Oh wait, they actually _did_ that!


----------



## RoxyBlue (Oct 6, 2008)

Ripley of "Aliens" etc. played by....Don Knotts


----------



## Bone To Pick (Oct 23, 2007)

Dracula played by Woody Allen.


----------



## Spooky1 (Aug 25, 2008)

Frankenstein's monster played by Pee Wee Herman


----------



## RoxyBlue (Oct 6, 2008)

Scarlett O'Hara of "Gone With The Wind" played by...Britney Spears


----------



## Spooky1 (Aug 25, 2008)

Chris Farley replaces Patrick Swayze in Dirty Dancing.


----------



## Eldritch_Horror (Jul 27, 2008)

Spooky1 said:


> Chris Farley replaces Patrick Swayze in Dirty Dancing.


Wasn't that an SNL skit??


----------



## RoxyBlue (Oct 6, 2008)

Eldritch_Horror said:


> Wasn't that an SNL skit??


Yes, it was, and one of their best


----------



## Bone To Pick (Oct 23, 2007)

LOL Still one of my favorites.

Dr. Hannibal Lecter played by Ozzy Osbourne


----------



## Eldritch_Horror (Jul 27, 2008)

Jigsaw played by Gilbert Godfried.


----------



## Fiend4Halloween (Aug 28, 2008)

Eldritch_Horror said:


> Jigsaw played by Gilbert Godfried.


ROFLMAO!!! what a visual!!

Candyman played by Lamar from Revenge of the Nerds.


----------



## scareme (Aug 29, 2006)

The Ghost and Mr. Chicken with Vin Diesel.


----------



## Monk (Aug 26, 2008)

Terminator played by Gary Coleman.


----------



## Spooky1 (Aug 25, 2008)

Michael Myers of Halloween by .... Mike Myers (Yeah Baby)


----------



## scareme (Aug 29, 2006)

lol


----------



## Eldritch_Horror (Jul 27, 2008)

Rocky Balboa from the 'Rocky' films played by...


Richard Simmons


----------



## Eldritch_Horror (Jul 27, 2008)

Bond, James Bond, played by... Buscemi, Steve Buscemi.


----------



## STOLLOWEEN (Apr 13, 2008)

Harry Potter played by.....Ernest Borgnine.


----------



## N. Fantom (Sep 8, 2011)

The Leprechaun from "The Leprechaun" played by Shaquille O'Neal


----------



## Hairazor (Mar 13, 2012)

Elvira played by Rosie O'Donnell


----------



## STOLLOWEEN (Apr 13, 2008)

Barnabas Collins played by Johnny Depp...oh wait..that's real.
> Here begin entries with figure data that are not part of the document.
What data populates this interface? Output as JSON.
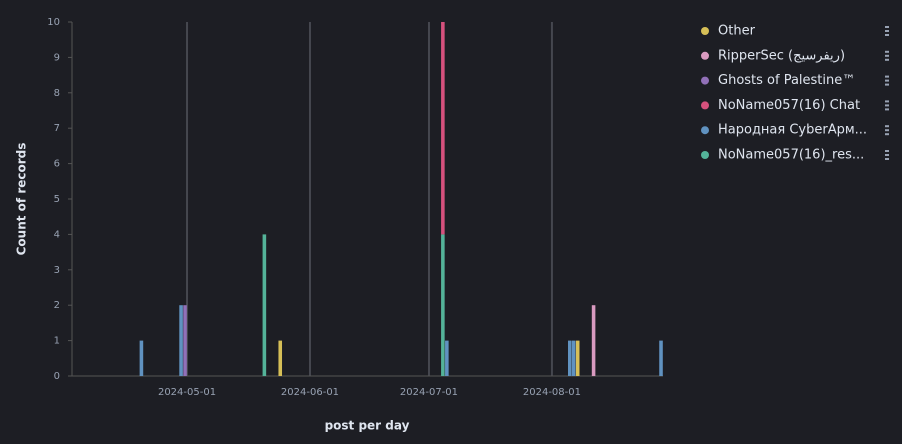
{
  "chart_data": {
    "type": "bar",
    "stacked": true,
    "x_label": "post per day",
    "y_label": "Count of records",
    "x": [
      "2024-04-19",
      "2024-04-29",
      "2024-04-30",
      "2024-05-20",
      "2024-05-24",
      "2024-07-04",
      "2024-07-05",
      "2024-08-05",
      "2024-08-06",
      "2024-08-07",
      "2024-08-11",
      "2024-08-28"
    ],
    "series": [
      {
        "name": "Other",
        "color": "#d6bf57",
        "values": [
          null,
          null,
          null,
          null,
          1,
          null,
          null,
          null,
          null,
          1,
          null,
          null
        ]
      },
      {
        "name": "RipperSec (ريفرسيج)",
        "color": "#d99ac0",
        "values": [
          null,
          null,
          null,
          null,
          null,
          null,
          null,
          null,
          null,
          null,
          2,
          null
        ]
      },
      {
        "name": "Ghosts of Palestine™",
        "color": "#9170b8",
        "values": [
          null,
          null,
          2,
          null,
          null,
          null,
          null,
          null,
          null,
          null,
          null,
          null
        ]
      },
      {
        "name": "NoName057(16) Chat",
        "color": "#d6517d",
        "values": [
          null,
          null,
          null,
          null,
          null,
          6,
          null,
          null,
          null,
          null,
          null,
          null
        ]
      },
      {
        "name": "Народная CyberАрм...",
        "color": "#6092c0",
        "values": [
          1,
          2,
          null,
          null,
          null,
          null,
          1,
          1,
          1,
          null,
          null,
          1
        ]
      },
      {
        "name": "NoName057(16)_res...",
        "color": "#54b399",
        "values": [
          null,
          null,
          null,
          4,
          null,
          4,
          null,
          null,
          null,
          null,
          null,
          null
        ]
      }
    ],
    "xlim": [
      "2024-04-02",
      "2024-08-29"
    ],
    "xticks": [
      "2024-05-01",
      "2024-06-01",
      "2024-07-01",
      "2024-08-01"
    ],
    "ylim": [
      0,
      10
    ],
    "yticks": [
      0,
      1,
      2,
      3,
      4,
      5,
      6,
      7,
      8,
      9,
      10
    ],
    "grid": true,
    "legend": "right"
  }
}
Edward Cullen (Twilight Vampire) played by Zach Galifianakis


----------



## Goblin (Jun 3, 2009)

Sherlock Holmes played by Steve Martin


----------



## badger (Jul 28, 2010)

Batman played by Howard Stern...


----------



## RoxyBlue (Oct 6, 2008)

Rick Blaine of "Casablanca" played by William Macy. Or Don Knotts - even better


----------



## N. Fantom (Sep 8, 2011)

Sheldon Cooper played by Arnold Schwarzenegger


----------



## QueenRuby2002 (Oct 23, 2011)

Hermione from 'Harry Potter' played by Betty White


----------



## Hairazor (Mar 13, 2012)

Bugs Bunny played by Mickey Mouse


----------



## PirateLady (Jul 23, 2010)

Tom and Jerry played by Abbott and Costello


----------



## Goblin (Jun 3, 2009)

Captain Jack Sparrow played by Captain Crunch


----------